I am looking for the correct settings on the one central machine (node) that holds a folder of files that shall be replicated to 1999 other machines (nodes) one way, top down, so not bidirectional. However, all of the 1999 machines shall know about the other machines so that even if some machines do not have contact to the central mode would get updates from a peer machine that holds newer data.
How would I configure the central node?
How would I configure the 1999 other nodes?
PS: surely, the users do not want to click “allow” for all 1998 machines connecting…
I would use whatever other config management tooling you’d use to roll something else out to thousands of machines. I’d rethink the full mesh of 2000 nodes though, I don’t think that will scale well. You might also run into some scaling changes on the central node, but you can test and see.
So you basically scale the problem down factor 10 and then combine 10x those chunkts into one. That would not help in my use case as I could not predict which of those maichens are actually physically meeting in one LAN segment (cut off from the internet). Hence, if they would not be under the same of the 10 machines, they would not know of each other.

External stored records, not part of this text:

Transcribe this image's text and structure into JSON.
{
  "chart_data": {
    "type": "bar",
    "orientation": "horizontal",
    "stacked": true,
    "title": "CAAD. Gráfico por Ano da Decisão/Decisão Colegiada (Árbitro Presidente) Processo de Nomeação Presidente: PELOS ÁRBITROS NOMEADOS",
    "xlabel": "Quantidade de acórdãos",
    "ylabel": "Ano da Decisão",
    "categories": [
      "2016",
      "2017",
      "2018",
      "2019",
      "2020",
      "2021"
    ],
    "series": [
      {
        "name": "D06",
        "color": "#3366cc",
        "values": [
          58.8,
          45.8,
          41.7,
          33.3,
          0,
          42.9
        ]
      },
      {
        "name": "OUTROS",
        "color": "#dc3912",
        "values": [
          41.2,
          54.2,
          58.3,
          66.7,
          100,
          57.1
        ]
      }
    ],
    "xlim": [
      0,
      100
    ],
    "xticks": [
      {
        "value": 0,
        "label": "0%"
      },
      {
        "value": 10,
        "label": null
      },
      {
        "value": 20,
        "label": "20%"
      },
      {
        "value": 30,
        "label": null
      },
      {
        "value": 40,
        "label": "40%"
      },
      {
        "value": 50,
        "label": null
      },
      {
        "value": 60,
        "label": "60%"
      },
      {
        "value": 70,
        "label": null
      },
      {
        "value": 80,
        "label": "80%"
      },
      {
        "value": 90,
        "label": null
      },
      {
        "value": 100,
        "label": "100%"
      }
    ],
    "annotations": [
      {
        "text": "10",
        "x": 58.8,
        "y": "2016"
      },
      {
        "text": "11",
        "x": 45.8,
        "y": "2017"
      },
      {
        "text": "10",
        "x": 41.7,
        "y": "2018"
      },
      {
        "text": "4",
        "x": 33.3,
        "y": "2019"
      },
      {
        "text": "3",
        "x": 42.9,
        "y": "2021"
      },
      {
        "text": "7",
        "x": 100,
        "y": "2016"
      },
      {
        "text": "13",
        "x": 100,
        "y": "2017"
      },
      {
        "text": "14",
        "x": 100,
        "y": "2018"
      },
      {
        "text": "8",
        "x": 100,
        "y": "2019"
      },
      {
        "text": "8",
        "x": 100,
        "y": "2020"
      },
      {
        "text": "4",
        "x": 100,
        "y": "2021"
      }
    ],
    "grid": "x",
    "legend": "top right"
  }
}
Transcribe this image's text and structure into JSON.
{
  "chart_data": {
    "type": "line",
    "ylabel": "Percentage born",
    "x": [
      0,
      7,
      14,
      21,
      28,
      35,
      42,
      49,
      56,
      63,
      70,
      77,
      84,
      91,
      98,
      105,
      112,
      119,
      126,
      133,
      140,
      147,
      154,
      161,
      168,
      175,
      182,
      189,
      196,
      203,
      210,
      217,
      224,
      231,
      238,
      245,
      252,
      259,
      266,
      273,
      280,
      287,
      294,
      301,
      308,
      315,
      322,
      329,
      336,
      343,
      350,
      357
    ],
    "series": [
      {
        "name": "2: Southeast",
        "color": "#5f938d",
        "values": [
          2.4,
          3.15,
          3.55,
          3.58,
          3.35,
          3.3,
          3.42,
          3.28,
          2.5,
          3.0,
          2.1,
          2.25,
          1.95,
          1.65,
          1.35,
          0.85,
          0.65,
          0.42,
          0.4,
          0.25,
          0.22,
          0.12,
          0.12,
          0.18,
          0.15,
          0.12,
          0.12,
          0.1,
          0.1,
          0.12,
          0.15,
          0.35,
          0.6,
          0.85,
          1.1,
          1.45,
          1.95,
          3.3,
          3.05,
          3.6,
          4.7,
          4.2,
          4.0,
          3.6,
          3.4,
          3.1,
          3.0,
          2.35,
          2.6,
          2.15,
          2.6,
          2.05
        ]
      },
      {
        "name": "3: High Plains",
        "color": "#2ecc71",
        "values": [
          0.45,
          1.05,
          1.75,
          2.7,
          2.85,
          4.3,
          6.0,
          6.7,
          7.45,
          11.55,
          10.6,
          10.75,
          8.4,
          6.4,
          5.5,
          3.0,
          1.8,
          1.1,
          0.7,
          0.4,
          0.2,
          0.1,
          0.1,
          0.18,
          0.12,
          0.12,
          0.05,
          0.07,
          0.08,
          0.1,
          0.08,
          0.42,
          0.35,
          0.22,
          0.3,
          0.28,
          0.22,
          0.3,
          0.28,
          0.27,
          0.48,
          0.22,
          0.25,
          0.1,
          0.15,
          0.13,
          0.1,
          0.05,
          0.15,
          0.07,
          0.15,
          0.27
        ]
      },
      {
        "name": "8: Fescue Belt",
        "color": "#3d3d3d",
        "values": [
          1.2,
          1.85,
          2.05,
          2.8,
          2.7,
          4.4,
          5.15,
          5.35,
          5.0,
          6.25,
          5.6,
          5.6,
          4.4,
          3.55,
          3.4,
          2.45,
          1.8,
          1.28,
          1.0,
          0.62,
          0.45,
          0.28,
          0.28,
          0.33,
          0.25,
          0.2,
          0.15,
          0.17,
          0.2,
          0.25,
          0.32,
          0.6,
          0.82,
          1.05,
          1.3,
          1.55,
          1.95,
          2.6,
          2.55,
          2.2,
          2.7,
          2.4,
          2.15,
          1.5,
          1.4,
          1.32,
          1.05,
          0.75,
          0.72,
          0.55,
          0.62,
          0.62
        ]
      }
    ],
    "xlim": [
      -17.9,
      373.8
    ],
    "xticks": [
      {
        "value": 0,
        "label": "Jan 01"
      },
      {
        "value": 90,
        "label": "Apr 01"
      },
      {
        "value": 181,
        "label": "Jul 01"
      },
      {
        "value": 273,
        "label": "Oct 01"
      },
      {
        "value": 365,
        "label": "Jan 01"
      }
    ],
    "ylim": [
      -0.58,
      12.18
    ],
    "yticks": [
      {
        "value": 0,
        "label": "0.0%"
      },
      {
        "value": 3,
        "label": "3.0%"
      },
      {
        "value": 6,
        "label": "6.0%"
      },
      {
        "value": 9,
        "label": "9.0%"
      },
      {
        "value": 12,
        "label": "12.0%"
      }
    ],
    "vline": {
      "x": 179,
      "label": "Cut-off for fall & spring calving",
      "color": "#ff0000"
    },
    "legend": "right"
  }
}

It is just strange to me that this is so different between syncthing and resilio. In Resilio you basically have an owner of a share and if you use the newer flavor of resilio you one time have to accept the new machine to join but only on the owner node. If you chose the older flavor you never have to accept. Who has the key can have access.
In Syncthing you have to accept on any node that there is a new node that wants to share. So basicylla 2000x2000 =4.000.000 acceptances.
Like @calmh said, this gets a lot easier if you push a configuration to each of the Devices. The users don’t even have to know about Syncthing, depending on your use case.
You would have 2000 machines each trying to establish connections with 2000 other machines. That’s 4 million connection attempts.
Probably can create 45 groups of 44-45 machines. Each group meshes among itself and perhaps each of the 45 machines in the mesh meshes with one additional machine from another group.
If the “server” goes down each group could learn of changes from another group and distribute the changes among themselves.
Or, just have each machine connect with 45 other machines (selected randomly)
Statistically you would need a lot of machines to be down for the changes not to propagate everywhere.
On the flip side, if one of the keys needs to be revoked, every node needs to be updated. With Syncthing, a single node can be kicked out (optionally done via the REST API) without impacting the others.
thanks for taking the time to answer this one. What would be a realistic, usable amount of nodes to n:n mesh? Like 10, 100, 500, 1000? And also: what is a realistic, usable amount 1:n mesh?
Hard to give exact figures, as it really depends on available resources and how much of them you will want to invest per machine.
Roughly, each sharing device requires some memory, file descriptors and network bandwidth while connected. And the database needs extra storage per device, keeping up with what index data has been exchanged with it or is outstanding. So maybe you should try to narrow down the answer from looking at each client’s available hardware specs, then design from each one’s local perspective.